Clearly the Loughgall Commemoration Committee performed a fantastic job in organising for the 20th anniversary march as thousands of Tyrone republicans turned out last Sunday. As well as Tyrone republicans, Sinn Féin cumainn from all across the Six Counties travelled to Galbally for the commemoration march.
South Armagh was well represented and republicans from Fermanagh, Belfast and Derry were there. Wexford was represented by the Volunteer Ed O’Brien Cumann and the Republican Flute band formed in memory of the Wexford IRA Volunteer.
The crowd at the commemoration was so big that the colour party at the head of the parade had turned onto the road to Cappagh before the last marchers left the assembly point at the car park of the Galbally Pearse’s GAC.

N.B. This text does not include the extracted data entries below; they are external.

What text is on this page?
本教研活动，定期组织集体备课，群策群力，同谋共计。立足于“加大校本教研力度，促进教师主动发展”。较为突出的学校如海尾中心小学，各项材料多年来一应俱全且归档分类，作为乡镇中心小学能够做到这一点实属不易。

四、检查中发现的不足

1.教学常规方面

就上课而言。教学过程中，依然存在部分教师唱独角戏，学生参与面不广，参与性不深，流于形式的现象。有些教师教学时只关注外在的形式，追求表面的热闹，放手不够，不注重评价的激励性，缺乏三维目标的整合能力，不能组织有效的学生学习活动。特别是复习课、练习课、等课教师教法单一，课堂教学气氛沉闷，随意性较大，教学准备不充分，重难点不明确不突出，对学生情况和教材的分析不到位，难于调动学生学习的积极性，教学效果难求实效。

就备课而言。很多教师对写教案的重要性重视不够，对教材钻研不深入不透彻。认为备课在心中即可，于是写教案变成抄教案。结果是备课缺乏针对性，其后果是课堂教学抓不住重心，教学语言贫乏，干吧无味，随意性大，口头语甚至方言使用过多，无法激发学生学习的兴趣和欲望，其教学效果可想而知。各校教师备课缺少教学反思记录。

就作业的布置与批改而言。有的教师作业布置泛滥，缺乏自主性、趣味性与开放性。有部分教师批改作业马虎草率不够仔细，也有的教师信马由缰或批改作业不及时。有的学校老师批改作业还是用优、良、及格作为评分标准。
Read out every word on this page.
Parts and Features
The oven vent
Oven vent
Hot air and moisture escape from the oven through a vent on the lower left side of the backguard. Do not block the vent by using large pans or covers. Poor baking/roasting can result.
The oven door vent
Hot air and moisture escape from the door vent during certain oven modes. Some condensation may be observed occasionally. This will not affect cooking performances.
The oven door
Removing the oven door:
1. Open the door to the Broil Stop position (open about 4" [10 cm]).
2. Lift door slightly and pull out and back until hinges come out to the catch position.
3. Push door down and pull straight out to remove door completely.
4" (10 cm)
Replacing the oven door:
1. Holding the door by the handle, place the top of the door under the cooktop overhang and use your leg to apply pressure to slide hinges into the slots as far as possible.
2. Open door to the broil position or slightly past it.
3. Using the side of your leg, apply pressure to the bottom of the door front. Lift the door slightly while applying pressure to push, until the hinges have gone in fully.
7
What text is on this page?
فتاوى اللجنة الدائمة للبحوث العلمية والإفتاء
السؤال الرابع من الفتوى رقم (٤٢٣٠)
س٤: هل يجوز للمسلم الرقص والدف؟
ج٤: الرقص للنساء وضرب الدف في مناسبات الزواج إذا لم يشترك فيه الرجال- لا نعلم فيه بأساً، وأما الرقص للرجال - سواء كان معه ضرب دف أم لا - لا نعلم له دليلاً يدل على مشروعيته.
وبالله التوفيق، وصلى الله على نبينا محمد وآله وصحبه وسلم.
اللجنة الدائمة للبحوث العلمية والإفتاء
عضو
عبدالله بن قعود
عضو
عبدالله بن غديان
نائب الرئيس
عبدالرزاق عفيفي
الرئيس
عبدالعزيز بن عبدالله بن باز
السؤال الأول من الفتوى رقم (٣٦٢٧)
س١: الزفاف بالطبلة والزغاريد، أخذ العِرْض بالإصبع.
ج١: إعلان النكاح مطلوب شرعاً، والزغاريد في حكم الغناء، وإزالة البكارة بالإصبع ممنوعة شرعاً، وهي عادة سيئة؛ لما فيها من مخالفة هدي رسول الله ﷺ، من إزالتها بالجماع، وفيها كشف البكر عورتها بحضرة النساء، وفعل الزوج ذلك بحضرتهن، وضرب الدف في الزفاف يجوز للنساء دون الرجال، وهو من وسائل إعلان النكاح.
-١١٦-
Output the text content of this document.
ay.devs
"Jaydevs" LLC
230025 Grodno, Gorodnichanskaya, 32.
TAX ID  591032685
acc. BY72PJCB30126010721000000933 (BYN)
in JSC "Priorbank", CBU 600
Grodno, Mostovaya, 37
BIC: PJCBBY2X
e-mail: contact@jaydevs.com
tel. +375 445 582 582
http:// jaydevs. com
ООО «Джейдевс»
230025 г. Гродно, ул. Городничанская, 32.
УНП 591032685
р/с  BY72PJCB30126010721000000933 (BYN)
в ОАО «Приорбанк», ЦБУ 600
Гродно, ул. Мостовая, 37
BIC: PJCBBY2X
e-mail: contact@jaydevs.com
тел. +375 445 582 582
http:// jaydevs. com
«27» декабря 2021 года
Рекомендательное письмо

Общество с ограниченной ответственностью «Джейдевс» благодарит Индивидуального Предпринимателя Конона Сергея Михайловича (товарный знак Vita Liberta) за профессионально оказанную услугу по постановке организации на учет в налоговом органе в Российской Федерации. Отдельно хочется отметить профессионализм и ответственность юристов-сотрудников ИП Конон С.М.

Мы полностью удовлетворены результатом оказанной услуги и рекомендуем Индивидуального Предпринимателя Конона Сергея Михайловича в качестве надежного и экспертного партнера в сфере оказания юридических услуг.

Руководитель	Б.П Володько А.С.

As the parade made it’s way in the small village of Cappagh it paused at the spot where IRA Volunteers John Quinn, Dwayne O’Donnell and Malcolm Nugent and civilian Thomas Armstrong were shot dead by the UVF in March 1991.
The four deaths were another example of British collusion with unionist paramilitary death squads. Cappagh was an area where the crown forces feared to operate so the ease with which the killers carried out the attack and made their escape pointed towards collusion.

“There is no better leadership”
At the republican monument in the village Tríona Kelly read out the names of the Loughgall Martyrs. Her father Patrick was one of the dead. The other Volunteers who died were Pádraig McKearney, Gerard O’Callaghan, Tony Gormley, Declan Arthurs, Séamus Donnelly, Eugene Kelly and Jim Lynagh.
Collette Donnelly, a sister of Séamus, played a lament on the whistle against the backdrop of Cappagh’s green hills and the gathering black clouds.
The main address was delivered by Belfast republican Brian Keenan who linked the political developments of the present to the political conditions of the past that saw republicans engage in armed struggle. He commended the leadership of the republican struggle for bringing republicans to where we are now and said, “there is no better leadership”.
Acknowledging the difficulties that many republicans have with recent decisions, particularly the decision to go into the policing structures, Keenan pointed out that communities need a policing service. However he said, “the PSNI will have to win the trust of republicans and nationalists before people will accept them. It is also up to us to take them to task and Sinn Féin will be in there to make sure the PSNI will be properly scrutinised”.
Concluding his address Keenan recalled the words of Wolfe Tone saying that republicanism was about uniting Catholic, Protestant and Dissenter, “whatever the difficulties of the past we have to make peace with our enemies and that is the challenge facing us now”.